In 1990 around 50 percent of people in LICS lived on less than 1.25 dollars a day; by 2015 it was around 14 percent.
What is the rise of the middle class a result of?
- The increase in average incomes
- The fall in the number of people living in poverty
Describe the trends in poverty reduction in different regions.
- Poverty levels have more than halved on a global scale between 1987 and 2013 when they were below 800 million.
- The majority of this decline (800 million) was achieved in East Asia and the Pacific
- South Asia haled its poverty levels in the same time period. All other regions have seen marginal falls in poverty levels expect for Sub-Sahara Africa, north Africa and the Middle East
Sub Sahara Africa estimation by the World Bank
WB estimates that the worlds poorest will be S.S Africa in 2030
What are the reasons for the fall in poverty in the last decade?
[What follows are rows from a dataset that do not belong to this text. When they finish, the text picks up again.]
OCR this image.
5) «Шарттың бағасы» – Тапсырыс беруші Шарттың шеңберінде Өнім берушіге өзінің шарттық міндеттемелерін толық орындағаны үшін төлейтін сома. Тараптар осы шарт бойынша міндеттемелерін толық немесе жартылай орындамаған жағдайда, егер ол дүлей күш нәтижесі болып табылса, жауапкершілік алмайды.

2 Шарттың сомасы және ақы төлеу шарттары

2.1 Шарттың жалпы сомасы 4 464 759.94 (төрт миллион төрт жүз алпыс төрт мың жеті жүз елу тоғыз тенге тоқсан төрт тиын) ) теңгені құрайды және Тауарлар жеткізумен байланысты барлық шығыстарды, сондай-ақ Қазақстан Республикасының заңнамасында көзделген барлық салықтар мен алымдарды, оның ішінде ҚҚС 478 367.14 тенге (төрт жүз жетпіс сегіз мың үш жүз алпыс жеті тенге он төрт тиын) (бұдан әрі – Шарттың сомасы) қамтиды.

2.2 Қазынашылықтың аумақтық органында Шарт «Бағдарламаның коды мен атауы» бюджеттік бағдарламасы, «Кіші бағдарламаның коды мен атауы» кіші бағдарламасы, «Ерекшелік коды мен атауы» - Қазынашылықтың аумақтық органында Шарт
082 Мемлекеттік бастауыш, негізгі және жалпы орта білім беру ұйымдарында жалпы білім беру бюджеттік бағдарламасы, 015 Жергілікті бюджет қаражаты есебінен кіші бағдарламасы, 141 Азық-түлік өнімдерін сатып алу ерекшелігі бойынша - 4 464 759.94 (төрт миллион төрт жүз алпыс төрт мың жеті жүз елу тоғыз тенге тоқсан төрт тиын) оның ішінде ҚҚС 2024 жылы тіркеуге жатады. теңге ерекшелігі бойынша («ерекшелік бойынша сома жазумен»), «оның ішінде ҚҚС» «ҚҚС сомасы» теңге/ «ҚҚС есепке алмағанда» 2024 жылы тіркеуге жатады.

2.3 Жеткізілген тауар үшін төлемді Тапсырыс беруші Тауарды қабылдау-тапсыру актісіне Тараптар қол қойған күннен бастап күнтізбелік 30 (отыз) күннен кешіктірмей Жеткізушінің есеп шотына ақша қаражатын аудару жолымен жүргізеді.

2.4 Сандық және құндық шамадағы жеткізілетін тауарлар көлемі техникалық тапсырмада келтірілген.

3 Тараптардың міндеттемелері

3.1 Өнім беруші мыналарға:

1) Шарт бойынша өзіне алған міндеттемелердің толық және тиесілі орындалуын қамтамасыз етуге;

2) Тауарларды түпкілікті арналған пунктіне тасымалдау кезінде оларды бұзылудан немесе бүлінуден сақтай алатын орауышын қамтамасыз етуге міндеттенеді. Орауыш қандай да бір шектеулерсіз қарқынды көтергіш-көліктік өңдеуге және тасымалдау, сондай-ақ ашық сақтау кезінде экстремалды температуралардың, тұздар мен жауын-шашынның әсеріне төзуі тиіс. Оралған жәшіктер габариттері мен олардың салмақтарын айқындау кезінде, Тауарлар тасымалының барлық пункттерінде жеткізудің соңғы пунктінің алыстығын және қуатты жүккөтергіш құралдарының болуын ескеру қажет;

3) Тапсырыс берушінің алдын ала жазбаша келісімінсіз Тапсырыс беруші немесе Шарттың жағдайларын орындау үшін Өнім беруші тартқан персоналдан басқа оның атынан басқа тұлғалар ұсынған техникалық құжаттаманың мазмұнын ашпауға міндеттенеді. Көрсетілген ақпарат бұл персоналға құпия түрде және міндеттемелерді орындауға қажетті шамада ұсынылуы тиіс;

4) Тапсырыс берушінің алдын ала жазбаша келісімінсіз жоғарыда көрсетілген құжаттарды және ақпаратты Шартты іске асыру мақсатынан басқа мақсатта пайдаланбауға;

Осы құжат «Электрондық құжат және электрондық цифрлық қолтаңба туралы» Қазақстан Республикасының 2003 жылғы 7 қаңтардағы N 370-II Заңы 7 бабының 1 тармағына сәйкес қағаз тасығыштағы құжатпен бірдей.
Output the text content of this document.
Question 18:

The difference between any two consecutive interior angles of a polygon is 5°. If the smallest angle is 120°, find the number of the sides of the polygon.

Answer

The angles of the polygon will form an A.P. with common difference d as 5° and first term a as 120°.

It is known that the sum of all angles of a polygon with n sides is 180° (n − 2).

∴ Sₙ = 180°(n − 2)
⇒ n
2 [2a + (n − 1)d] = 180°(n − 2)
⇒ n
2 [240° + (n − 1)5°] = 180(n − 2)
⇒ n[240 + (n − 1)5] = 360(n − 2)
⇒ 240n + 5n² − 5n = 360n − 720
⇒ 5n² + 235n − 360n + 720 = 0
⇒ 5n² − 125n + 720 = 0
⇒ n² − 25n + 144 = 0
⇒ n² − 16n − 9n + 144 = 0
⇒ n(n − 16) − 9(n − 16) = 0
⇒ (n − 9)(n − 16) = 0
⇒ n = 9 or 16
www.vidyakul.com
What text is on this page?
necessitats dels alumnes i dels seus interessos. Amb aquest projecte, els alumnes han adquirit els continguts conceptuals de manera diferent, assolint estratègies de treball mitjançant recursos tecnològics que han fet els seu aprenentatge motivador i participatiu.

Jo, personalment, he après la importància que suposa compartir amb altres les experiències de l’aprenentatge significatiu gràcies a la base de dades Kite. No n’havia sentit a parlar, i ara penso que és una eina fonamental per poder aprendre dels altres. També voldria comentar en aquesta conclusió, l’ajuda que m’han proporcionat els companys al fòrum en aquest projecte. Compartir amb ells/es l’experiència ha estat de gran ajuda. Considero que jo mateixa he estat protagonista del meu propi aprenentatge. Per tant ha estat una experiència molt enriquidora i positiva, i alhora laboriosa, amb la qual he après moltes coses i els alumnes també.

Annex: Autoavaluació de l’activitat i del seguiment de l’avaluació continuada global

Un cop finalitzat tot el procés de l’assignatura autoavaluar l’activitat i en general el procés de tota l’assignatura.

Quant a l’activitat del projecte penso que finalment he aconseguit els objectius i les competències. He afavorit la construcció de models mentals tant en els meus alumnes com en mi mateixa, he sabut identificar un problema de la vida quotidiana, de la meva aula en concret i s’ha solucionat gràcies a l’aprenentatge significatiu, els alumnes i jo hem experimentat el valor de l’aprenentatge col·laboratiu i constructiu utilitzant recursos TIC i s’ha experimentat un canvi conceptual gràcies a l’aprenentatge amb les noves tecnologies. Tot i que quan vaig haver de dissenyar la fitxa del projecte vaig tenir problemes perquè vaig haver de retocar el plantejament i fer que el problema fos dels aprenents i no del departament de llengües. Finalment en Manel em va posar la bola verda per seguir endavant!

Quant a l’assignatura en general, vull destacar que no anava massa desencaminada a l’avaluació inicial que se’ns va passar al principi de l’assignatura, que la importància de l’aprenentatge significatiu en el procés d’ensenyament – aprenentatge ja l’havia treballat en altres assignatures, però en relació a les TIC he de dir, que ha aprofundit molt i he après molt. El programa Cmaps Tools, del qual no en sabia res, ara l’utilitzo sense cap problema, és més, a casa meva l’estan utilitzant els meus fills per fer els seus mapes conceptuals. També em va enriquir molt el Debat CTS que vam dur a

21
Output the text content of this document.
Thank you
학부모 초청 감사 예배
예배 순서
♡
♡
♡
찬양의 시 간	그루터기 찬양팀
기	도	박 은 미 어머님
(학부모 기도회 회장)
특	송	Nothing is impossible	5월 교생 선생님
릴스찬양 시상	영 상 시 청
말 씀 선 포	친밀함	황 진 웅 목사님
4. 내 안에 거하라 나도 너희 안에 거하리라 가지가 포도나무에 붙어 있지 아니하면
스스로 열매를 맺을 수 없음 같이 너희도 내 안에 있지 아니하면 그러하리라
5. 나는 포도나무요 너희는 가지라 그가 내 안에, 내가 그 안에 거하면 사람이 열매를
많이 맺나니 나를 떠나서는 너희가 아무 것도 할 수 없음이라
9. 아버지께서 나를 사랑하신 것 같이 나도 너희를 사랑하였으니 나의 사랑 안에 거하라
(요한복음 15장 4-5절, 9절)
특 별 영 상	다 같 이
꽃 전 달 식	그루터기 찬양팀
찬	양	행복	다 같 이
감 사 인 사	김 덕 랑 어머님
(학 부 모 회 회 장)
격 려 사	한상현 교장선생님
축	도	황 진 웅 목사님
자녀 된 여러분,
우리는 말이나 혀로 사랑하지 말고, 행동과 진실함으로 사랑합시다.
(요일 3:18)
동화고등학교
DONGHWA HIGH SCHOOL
- China, Eastern Europe, and India participate in the global economy
- China - global superpower (low-cost labor, attracting manufacturing & massive rural to urban migration= improved livelihoods, jobs, and a modern consumer lifestyle)
- Trickle-down of scientific & medical know-how from Europe, N.America & Japan
Why is the rise of the middle class an important economic feature?
It helps to increase the sales of goods such as electric goods, mobile phones, and cars.
Ect: Sales of cars and motorbikes have increased by over 800 percent since 2009.
However continued growth is not always guaranteed.
Does the middle class have economic security?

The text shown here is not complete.